In the California Bay Area, Choi’s organization created a community ambassador program with groups of volunteers who walk the streets, help keep the neighborhood clean and escort seniors to appointments. Other groups like the Asian Pacific American Institute for Congressional Studies host bystander intervention training.
Though a number of lawmakers and activists have called for stronger enforcement of hate crime laws, others said they prefer resident-driven efforts. Hate crime laws can lead to harsher sentences for crimes, but many attacks against vulnerable communities may not be classified as hate crimes without evidence of racial bias, Levin said. There’s also little evidence showing that these laws deter the crimes.
It’s unclear at this point how the Justice Department will work with local police departments and how the agencies will respond to training. But as people around the country reevaluate the role of law enforcement, many argue that increasing police presence will not help vulnerable residents.

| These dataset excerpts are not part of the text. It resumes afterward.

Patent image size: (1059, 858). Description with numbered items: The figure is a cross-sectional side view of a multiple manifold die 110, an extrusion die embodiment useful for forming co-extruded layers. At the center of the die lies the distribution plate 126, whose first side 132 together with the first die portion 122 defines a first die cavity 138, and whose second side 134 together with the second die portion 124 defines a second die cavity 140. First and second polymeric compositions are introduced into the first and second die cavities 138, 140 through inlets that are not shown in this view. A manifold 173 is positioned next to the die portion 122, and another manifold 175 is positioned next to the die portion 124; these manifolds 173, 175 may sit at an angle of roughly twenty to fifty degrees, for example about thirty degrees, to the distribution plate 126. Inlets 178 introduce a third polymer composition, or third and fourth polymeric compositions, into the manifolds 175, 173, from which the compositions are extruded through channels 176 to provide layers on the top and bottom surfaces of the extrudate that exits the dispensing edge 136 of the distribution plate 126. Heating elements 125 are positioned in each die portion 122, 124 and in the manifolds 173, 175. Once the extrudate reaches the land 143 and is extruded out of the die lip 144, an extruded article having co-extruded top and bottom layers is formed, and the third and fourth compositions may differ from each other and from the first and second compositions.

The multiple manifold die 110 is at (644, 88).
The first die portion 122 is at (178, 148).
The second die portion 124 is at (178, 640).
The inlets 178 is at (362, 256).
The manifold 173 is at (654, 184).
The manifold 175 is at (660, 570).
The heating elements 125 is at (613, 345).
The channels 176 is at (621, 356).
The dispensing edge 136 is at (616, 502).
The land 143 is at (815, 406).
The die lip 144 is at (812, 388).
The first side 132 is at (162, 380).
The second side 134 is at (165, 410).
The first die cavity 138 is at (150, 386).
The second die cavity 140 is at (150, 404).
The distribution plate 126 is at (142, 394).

“I don’t think adding police into a neighborhood necessarily makes it safer. I think that sometimes escalates the problem,” said Lacy Lew Nguyen Wright, a Los Angeles-based activist. “What I want is to dismantle the systems that helped create some of these problems … and then to build new resources and new structures to help amend and create more inclusive communities who come forward.”
As Wright and others wait to see how lawmakers follow through on their proposals, they implore officials to make ongoing efforts to engage Asian communities on issues beyond discussions of violence or elections.